[p. 81]

Marcel Ormoy
door Jacques Delmond

BESTAAT er poëzie, die wetten tot uitdrukking weet te brengen? Een dichter is daarvoor een te gecompliceerd wezen. Op de meest onverwachte oogenblikken stelt hij zich regelrecht in verbinding met het heelal en uit een chaos van vormen en gevoelens weet hij een ordelijk geheel te scheppen, dat hem een oogenblik bevredigt. Als hij zich het meest ontmoedigd gevoelt, als de kloof tusschen de materieele wereld en zijne gedachten het diepst is, tracht hij zijn hart uit te storten en de aanzwevende herinneringen vast te leggen.

Zoodat de poëzie, meer dan eenig ander geschrift, een gevoel van malaise, van onevenwichtigheid, een gemis aan aanpassingsvermogen tracht uit te drukken.
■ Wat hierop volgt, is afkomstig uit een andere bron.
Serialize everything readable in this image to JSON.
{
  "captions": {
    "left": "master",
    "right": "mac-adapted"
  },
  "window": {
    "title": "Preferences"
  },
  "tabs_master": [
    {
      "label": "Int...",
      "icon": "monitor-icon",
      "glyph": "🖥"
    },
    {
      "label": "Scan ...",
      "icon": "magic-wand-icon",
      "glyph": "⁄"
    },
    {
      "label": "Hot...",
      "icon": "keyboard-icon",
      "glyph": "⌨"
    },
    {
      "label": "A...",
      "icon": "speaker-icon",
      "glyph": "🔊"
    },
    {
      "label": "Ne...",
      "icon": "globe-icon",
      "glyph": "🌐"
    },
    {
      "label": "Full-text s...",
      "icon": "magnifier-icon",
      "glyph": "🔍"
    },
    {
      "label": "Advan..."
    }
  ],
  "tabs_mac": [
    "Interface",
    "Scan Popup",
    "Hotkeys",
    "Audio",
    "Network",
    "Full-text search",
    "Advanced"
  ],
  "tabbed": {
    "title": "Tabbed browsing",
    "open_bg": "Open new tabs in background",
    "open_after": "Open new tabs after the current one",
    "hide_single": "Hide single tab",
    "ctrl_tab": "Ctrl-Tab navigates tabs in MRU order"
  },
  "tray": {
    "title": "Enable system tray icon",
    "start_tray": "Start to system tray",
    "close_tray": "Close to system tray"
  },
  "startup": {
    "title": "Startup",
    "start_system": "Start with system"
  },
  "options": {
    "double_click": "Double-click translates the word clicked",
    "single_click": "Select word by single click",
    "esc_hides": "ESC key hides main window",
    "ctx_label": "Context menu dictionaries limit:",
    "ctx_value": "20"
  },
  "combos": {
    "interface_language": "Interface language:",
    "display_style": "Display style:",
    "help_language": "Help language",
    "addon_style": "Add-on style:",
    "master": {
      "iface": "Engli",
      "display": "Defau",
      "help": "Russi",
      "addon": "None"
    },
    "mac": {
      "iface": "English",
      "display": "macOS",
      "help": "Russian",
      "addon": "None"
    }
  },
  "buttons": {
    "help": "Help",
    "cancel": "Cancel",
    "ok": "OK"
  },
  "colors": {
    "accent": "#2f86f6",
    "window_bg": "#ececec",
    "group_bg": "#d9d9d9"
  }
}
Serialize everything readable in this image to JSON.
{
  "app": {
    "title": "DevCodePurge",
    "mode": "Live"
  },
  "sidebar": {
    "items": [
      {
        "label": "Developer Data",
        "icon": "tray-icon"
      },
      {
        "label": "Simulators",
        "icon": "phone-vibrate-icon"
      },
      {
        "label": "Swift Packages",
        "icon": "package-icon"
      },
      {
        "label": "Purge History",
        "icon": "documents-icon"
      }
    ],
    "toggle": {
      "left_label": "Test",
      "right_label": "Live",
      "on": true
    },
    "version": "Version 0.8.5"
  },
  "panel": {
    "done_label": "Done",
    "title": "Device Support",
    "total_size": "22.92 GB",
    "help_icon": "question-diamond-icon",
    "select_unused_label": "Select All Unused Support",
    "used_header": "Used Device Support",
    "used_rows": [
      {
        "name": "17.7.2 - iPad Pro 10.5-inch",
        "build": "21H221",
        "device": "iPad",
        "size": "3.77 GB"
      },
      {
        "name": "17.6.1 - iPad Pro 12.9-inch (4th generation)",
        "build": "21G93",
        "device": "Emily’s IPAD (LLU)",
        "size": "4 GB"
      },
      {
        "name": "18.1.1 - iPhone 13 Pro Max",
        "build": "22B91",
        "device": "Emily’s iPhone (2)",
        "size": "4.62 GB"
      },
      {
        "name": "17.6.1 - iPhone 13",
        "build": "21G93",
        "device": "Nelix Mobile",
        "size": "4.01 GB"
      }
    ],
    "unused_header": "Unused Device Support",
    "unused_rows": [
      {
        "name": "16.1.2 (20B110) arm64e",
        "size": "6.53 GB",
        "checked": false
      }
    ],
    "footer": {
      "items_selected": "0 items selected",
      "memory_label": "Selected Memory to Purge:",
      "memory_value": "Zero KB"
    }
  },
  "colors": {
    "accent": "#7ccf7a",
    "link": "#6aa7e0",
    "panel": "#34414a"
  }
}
De verschillende rhythmen, het aantal versregels, de gestrengste prosodie, al deze ‘onwrikbare wetten,’ zijn slechts een middel om de meest fantastische hersenschimmen in een aantrekkelijken vorm te gieten, waarna de dichter eene tijdelijke rust geniet.

Alles wat deze harmonie helpt bevorderen, draagt er de sporen van. De dichter zoekt haar in de wisselvalligheden des levens, welke hij beurtelings vereert en verfoeit. Hij moet er bij het dichten meestal rekening mee houden en kan die bijna nooit geheel te niet doen. Toch zegt eene innerlijke stem hem, dat hij hierdoor toch vindt, wat hij zoekt en dat wellicht een onderdeel van dezen strijd hem in staat stelt het absolute te benaderen. Misschien is een enkele toevallige indruk vatbaar voor omzetting in dichtmaat.

De bekoring van deze gemoedsbewegingen is, dat ze zoo willekeurig en verrassend zijn. Ze zijn eene afspiegeling van de natuur, zoowel als van ons hart, waarin alles grillig en verbazingwekkend is, waar het goede onvermijdelijk het kwade met zich voert en omgekeerd, waar de uitgezogen bloemen honig opleveren, waar op leed vertroosting volgt.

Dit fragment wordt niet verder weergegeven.